The prospects for construction are worsening, that’s the picture painted by the latest set of main industry forecasts.
Even the least pessimistic of the forecasts, from Leading Edge, at best suggests the industry now looks to be facing two years of a second dip into recession.
Hewes, which remains the most pessimistic of the forecasters, finds little reason to suggest that the industry will still be plunging in 2013, while the Construction Products Association forecasters reckon the industry will not see annual growth until 2014.
All but Experian trimmed their forecasts for industry output this time around. And the reasons Experian shaded its up were in large part technical.

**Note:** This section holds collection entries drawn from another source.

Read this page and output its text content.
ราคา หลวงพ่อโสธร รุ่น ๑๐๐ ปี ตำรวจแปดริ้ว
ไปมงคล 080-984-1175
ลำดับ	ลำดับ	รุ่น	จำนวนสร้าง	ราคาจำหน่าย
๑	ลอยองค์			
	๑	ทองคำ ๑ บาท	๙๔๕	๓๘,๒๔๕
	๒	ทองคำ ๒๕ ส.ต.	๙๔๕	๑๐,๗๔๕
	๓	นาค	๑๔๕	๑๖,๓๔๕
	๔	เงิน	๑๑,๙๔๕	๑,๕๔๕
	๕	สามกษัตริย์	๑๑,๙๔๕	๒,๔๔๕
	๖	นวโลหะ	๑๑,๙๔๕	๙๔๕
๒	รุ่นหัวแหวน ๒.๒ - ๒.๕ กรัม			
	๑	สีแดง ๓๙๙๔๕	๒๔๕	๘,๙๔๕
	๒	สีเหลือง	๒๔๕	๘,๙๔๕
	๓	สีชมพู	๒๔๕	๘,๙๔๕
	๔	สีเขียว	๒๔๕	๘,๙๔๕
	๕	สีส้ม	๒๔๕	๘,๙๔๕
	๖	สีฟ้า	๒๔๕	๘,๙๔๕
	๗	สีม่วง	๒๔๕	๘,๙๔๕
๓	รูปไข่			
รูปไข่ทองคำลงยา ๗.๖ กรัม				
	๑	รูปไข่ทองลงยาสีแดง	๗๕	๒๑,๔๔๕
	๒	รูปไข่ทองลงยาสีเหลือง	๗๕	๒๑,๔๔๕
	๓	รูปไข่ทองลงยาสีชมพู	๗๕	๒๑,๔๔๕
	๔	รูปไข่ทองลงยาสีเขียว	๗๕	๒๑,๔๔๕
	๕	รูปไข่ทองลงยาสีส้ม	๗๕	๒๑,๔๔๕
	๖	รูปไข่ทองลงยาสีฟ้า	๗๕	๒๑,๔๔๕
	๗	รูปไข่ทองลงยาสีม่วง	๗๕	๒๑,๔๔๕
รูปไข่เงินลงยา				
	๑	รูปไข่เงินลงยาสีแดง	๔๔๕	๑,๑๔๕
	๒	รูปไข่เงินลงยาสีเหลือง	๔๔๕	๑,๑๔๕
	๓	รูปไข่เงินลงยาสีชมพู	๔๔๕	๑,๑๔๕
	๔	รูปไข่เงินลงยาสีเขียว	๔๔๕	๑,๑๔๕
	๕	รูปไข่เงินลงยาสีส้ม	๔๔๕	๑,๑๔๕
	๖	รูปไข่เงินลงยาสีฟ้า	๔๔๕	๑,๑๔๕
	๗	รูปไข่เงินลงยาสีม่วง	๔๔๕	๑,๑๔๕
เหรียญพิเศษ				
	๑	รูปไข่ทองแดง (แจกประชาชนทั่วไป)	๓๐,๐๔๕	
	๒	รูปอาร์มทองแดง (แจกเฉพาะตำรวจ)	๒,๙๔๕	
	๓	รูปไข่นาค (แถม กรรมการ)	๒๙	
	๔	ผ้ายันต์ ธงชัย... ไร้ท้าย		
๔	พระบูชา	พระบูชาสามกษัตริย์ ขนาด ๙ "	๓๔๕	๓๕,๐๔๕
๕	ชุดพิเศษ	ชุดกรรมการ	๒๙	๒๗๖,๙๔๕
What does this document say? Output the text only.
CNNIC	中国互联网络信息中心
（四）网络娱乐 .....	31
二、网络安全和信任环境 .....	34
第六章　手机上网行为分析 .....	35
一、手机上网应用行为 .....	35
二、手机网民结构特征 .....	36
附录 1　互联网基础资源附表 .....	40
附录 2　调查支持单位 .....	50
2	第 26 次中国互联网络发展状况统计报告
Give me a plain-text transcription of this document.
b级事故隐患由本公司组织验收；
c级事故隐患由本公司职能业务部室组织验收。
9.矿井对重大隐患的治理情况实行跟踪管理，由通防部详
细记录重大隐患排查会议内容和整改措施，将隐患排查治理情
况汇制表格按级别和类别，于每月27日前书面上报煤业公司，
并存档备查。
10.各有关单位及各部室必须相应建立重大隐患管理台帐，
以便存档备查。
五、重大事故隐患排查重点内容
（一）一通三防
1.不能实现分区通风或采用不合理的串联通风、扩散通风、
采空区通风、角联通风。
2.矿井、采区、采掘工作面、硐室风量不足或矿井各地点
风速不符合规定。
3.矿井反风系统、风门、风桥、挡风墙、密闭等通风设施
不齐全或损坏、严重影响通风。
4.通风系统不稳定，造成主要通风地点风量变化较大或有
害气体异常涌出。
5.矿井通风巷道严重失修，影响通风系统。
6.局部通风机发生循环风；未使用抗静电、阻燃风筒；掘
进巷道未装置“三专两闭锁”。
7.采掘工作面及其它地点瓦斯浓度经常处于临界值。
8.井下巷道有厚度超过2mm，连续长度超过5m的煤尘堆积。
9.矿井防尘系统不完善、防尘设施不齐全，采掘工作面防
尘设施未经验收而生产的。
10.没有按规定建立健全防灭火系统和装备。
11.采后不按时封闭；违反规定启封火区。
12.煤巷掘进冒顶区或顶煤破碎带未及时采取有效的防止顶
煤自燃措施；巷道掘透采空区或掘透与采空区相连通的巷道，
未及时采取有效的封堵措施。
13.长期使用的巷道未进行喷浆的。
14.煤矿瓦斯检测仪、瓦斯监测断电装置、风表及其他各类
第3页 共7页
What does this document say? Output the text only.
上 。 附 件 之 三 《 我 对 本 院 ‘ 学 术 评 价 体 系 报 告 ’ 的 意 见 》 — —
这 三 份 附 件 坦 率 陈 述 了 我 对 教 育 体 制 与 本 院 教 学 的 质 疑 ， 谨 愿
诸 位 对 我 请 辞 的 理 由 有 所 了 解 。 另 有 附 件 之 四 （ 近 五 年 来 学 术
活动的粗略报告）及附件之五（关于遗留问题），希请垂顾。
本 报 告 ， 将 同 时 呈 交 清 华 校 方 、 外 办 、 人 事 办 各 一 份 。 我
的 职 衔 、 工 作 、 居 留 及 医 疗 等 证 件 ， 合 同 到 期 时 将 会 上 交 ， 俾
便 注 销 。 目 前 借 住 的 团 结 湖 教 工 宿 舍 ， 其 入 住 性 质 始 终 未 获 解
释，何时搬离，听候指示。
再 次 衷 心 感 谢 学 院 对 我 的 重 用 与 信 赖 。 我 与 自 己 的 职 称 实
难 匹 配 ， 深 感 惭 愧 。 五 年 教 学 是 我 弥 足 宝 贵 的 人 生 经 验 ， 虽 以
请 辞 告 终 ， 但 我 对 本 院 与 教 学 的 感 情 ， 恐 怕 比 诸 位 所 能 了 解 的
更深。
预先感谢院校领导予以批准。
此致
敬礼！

Behind the edging down of the forecasts is a view that the prospects for the private sector have deteriorated. With deep public sector cuts, the industry will be relying on buoyancy in the private sector to avoid a very deep second dip to this depression.
Clearly the views vary among the forecasters over how much dynamism the private sector has, but it seems that recent economic events have led the forecasters to downgrade their expectations, particularly for commercial and private house building.
But it must be borne in mind that comparisons with previous forecasts are somewhat fraught because there have been various significant revisions made to the official data of late.
That said the downside risks highlighted do now look more severe, with the Greek debt crisis casting a nasty black shadow over the forecasters central view of the prospects for construction.